Iterator<WorkItem> workItemStream = this.sidecarClient.getWorkItems(getWorkItemsRequest);
这里面就是 grpc stub 的生成代码,不细看
TaskHubSidecarService 服务器实现
TaskHubSidecarService 这个 protobuf 定义的 grpc service 的服务器端,代码实现在 durabletask-go 仓库中。
protobuf 生成的 grpc stub 的类在这里:
- internal/protos/orchestrator_service_grpc.pb.go
- internal/protos/orchestrator_service.pb.go
服务器端代码实现在 backend/executor.go
中:
// GetWorkItems implements protos.TaskHubSidecarServiceServer
func (g *grpcExecutor) GetWorkItems(req *protos.GetWorkItemsRequest, stream protos.TaskHubSidecarService_GetWorkItemsServer) error {
......
// The worker client invokes this method, which streams back work-items as they arrive.
for {
select {
case <-stream.Context().Done():
g.logger.Infof("work item stream closed")
return nil
case wi := <-g.workItemQueue:
if err := stream.Send(wi); err != nil {
return err
}
case <-g.streamShutdownChan:
return errShuttingDown
}
}
}
所以返回给客户端调用的 work item stream 的数据来自 g.workItemQueue
type grpcExecutor struct {
......
workItemQueue chan *protos.WorkItem
}
workItemQueue 的实现逻辑
workItemQueue 在 grpcExecutor 中定义:
type grpcExecutor struct {
workItemQueue chan *protos.WorkItem
......
}
grpcExecutor 在 NewGrpcExecutor() 方法中构建:
// NewGrpcExecutor returns the Executor object and a method to invoke to register the gRPC server in the executor.

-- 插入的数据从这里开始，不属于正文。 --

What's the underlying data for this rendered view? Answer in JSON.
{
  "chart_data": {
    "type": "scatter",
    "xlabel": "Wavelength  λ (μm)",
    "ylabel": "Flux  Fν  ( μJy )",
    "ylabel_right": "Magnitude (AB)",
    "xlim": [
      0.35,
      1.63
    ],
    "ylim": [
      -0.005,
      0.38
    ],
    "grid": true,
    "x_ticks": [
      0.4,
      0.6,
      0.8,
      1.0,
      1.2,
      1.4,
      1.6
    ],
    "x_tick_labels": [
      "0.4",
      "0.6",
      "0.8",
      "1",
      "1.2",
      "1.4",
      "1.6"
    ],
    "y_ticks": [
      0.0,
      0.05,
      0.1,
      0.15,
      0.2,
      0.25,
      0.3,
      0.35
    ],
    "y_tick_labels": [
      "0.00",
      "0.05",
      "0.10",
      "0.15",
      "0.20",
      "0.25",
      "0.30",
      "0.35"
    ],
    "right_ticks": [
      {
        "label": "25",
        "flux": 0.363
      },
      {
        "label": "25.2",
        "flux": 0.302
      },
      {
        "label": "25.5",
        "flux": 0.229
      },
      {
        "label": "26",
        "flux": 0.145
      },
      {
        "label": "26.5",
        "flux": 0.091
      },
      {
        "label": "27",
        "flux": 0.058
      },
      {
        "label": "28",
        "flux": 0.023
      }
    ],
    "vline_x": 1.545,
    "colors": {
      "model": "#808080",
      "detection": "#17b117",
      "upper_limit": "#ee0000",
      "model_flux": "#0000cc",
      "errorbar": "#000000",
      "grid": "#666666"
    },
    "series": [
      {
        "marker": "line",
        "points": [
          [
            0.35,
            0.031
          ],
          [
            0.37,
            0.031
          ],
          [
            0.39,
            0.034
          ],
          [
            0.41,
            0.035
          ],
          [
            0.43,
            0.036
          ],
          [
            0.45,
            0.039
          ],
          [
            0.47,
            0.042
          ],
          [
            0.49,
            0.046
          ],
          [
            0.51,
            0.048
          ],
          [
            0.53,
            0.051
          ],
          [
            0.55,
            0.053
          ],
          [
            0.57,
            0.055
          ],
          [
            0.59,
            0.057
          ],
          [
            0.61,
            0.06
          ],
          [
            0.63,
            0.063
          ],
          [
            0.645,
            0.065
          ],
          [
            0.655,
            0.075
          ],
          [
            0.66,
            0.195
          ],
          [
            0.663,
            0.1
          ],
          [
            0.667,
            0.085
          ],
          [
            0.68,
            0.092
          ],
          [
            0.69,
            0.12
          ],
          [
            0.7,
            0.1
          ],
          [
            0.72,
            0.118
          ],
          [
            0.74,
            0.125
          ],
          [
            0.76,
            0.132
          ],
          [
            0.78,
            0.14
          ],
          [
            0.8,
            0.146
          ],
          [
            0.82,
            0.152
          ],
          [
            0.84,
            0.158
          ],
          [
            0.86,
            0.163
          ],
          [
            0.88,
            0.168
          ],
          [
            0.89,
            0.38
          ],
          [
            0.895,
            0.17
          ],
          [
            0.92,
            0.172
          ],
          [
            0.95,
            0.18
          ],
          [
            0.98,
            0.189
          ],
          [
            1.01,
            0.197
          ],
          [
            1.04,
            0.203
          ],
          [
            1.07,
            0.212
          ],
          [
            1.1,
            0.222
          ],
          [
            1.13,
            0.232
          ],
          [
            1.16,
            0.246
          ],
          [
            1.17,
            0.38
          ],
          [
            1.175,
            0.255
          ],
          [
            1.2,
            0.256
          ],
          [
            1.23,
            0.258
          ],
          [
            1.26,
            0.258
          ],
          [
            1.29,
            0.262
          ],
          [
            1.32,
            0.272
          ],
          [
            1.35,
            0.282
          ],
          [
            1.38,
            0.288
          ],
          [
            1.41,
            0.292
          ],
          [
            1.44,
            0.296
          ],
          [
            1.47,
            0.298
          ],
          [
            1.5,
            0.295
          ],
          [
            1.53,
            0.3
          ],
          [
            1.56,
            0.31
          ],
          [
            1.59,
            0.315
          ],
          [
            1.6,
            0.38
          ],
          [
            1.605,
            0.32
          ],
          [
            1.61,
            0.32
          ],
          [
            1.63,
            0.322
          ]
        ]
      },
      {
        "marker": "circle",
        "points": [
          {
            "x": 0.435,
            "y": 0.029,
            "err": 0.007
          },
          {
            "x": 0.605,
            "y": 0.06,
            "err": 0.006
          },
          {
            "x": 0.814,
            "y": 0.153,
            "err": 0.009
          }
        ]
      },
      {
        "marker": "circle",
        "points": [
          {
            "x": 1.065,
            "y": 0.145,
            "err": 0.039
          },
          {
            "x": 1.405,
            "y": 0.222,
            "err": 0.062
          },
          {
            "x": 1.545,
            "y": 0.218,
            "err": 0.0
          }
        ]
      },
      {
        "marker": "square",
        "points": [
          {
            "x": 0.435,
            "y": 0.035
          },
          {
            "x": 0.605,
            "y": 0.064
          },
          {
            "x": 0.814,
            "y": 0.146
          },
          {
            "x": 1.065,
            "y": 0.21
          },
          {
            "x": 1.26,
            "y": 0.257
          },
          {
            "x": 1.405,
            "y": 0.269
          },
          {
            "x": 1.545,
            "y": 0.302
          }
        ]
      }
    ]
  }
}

func NewGrpcExecutor(be Backend, logger Logger, opts ...grpcExecutorOptions) (executor Executor, registerServerFn func(grpcServer grpc.ServiceRegistrar)) {
grpcExecutor := &grpcExecutor{
workItemQueue: make(chan *protos.WorkItem),
backend: be,
logger: logger,
pendingOrchestrators: &sync.Map{},
pendingActivities: &sync.Map{},
}
......
}
将数据写入 workItemQueue 的地方有两个:
-
ExecuteOrchestrator()
func (executor *grpcExecutor) ExecuteOrchestrator(......) { ...... workItem := &protos.WorkItem{ Request: &protos.WorkItem_OrchestratorRequest{ OrchestratorRequest: &protos.OrchestratorRequest{ InstanceId: string(iid), ExecutionId: nil, PastEvents: oldEvents, NewEvents: newEvents, }, }, } executor.workItemQueue <- workItem: }
-
ExecuteActivity()
func (executor *grpcExecutor) ExecuteActivity(......) { workItem := &protos.WorkItem{ Request: &protos.WorkItem_ActivityRequest{ ActivityRequest: &protos.ActivityRequest{ Name: task.Name, Version: task.Version, Input: task.Input, OrchestrationInstance: &protos.OrchestrationInstance{InstanceId: string(iid)}, TaskId: e.EventId, }, }, executor.workItemQueue <- workItem: }
继续跟踪看 ExecuteOrchestrator() 和 ExecuteActivity() 方法是被谁调用的,这个细节在下一节中。
小结
获取工作任务的任务源头在 dapr sidecar,代码实现在 durabletask-go 项目的 backend/executor.go
中。
3 - 执行orchestrator task
回顾
前面看到执行orchestrator task的代码实现在 durabletask-go 仓库的 client/src/main/java/com/microsoft/durabletask/DurableTaskGrpcWorker.java
中。
TaskOrchestrationExecutor taskOrchestrationExecutor = new TaskOrchestrationExecutor(
this.orchestrationFactories,
this.dataConverter,
this.maximumTimerInterval,
logger);
......
Iterator<WorkItem> workItemStream = this.sidecarClient.getWorkItems(getWorkItemsRequest);
while (workItemStream.hasNext()) {
WorkItem workItem = workItemStream.next();
RequestCase requestType = workItem.getRequestCase();
if (requestType == RequestCase.ORCHESTRATORREQUEST) {
OrchestratorRequest orchestratorRequest = workItem.getOrchestratorRequest();
TaskOrchestratorResult taskOrchestratorResult = taskOrchestrationExecutor.execute(
orchestratorRequest.getPastEventsList(),
orchestratorRequest.getNewEventsList());
OrchestratorResponse response = OrchestratorResponse.newBuilder()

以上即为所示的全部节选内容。